Altria Group (NYSE:MO) spun off Philip Morris International (NYSE:PM) nearly a decade ago, and over that span, the two companies have shared a lot of common ground even as they've also made independent strategic moves that have distinguished their different markets. Yet now, competitors Reynolds American (NYSE:RAI) and British American Tobacco (NYSE:BTI) are looking to join forces through a merger that will combine Altria's No. 2 arch rival and one of Philip Morris International's largest industry peers worldwide. In that light, the biggest mistake that Altria and Philip Morris have made so far in 2017 is not to pursue a recombination of their own.
What made Altria and Philip Morris break up
The initial spinoff of Philip Morris International reflected the relative value investors were putting on the two businesses in the 2000s. At the time, the U.S. tobacco market was seen as mature, with little opportunity for future growth because of secular declines in smoking among Americans. By contrast, the international market had plenty of opportunities for growth, as a rising consumer class in many emerging-market economies pointed to greater prosperity and the potential for a rising population of smokers.
In addition, breaking Altria and Philip Morris into two parts insulated them from each other's prospective liabilities. The amount of high-profile tobacco litigation had diminished from the previous decade, but investors were still nervous about the possibility that a huge jury verdict could bring the tobacco industry to its knees. By splitting out the particularly litigious U.S. region from the rest of the world, many saw Philip Morris as the safer play despite its U.S. domicile leaving it open to lawsuits in its home country.
What Altria and Philip Morris have done since splitting
Since the Philip Morris IPO, the two companies have found some common ground but have also forged out in different directions. Philip Morris has been much more aggressive about the role of reduced-risk products in its long-term success, predicting that at some point, traditional cigarettes will become a thing of the past. Altria has also embraced cigarette alternatives, but it has also sought to aim toward the high-end consumer audience with its purchase of ultra-premium tobacconist Nat Sherman.
Even though the two companies have sought to maximize their own niches, they've still shared plenty of resources and insights. In particular, the partnership between Altria and Philip Morris for developing reduced-risk products has led to increased collaboration, both in terms of product development and for potential future marketing and distribution deals. The highest-profile arrangement has been the way in which Philip Morris and Altria have promoted the iQOS heat-not-burn technology, with Philip Morris applying for approval from the U.S. Food and Drug Administration and agreeing to allow Altria to have sole distribution rights for iQOS for the U.S. market if approved.
Why recombining could be a smarter move for Philip Morris and Altria
For insight on why it could be smart for Altria and Philip Morris to rejoin forces, take a look at the Reynolds-British American merger. BAT already held a substantial minority stake in Reynolds, but it believes that a stronger connection in its alternative-products portfolio will help it innovate more effectively. Uniting its brands under a single corporate umbrella worldwide will add some efficiencies, and cost-cutting opportunities will boost profit at the same time that product consolidation will make it easier to support optimal pricing.
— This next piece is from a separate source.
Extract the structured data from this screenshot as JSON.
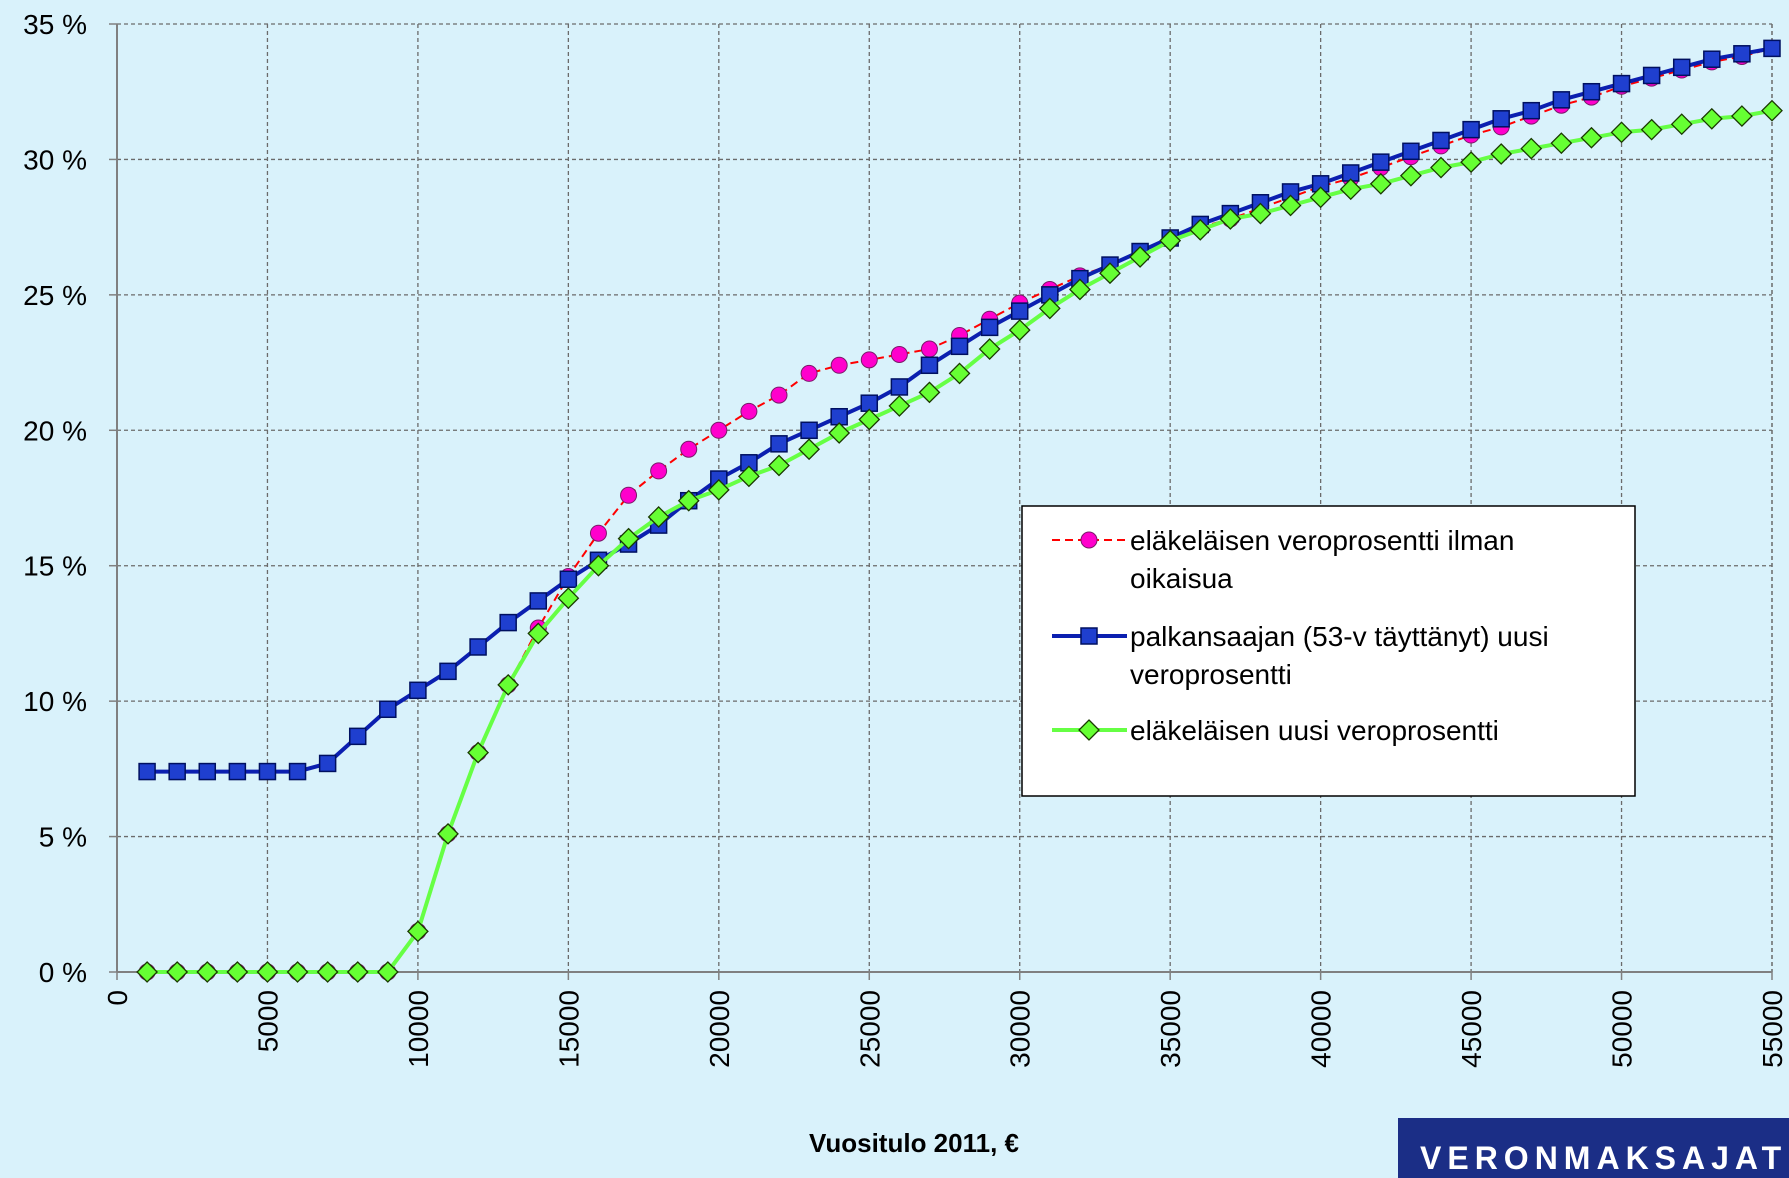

Altria and Philip Morris could get some of the same benefits, but for a merger to work, the two companies would have to come to consensus about their joint long-term strategic direction. Altria has explored reduced-risk products, but its efforts have been more broadly spread across different types of products, including its MarkTen electronic-cigarette brands as well as the collaborative work it's doing with Philip Morris on heated tobacco and other alternatives.
One reason the deal hasn't happened is that its logistics would be challenging. Altria and Philip Morris are both large and have much closer market capitalizations to each other, requiring a merger-of-equals scenario that won't generate the same enthusiasm as an outright buyout offer. By contrast, BAT is considerably larger than Reynolds, and the stake BAT already has in the tobacco company made a buyout more manageable.
Nevertheless, Philip Morris and Altria have missed out by not considering a merger more seriously. With a primary competitor creating a global tobacco empire, Altria and Philip Morris will need to answer the call to retain their leadership positions within the industry.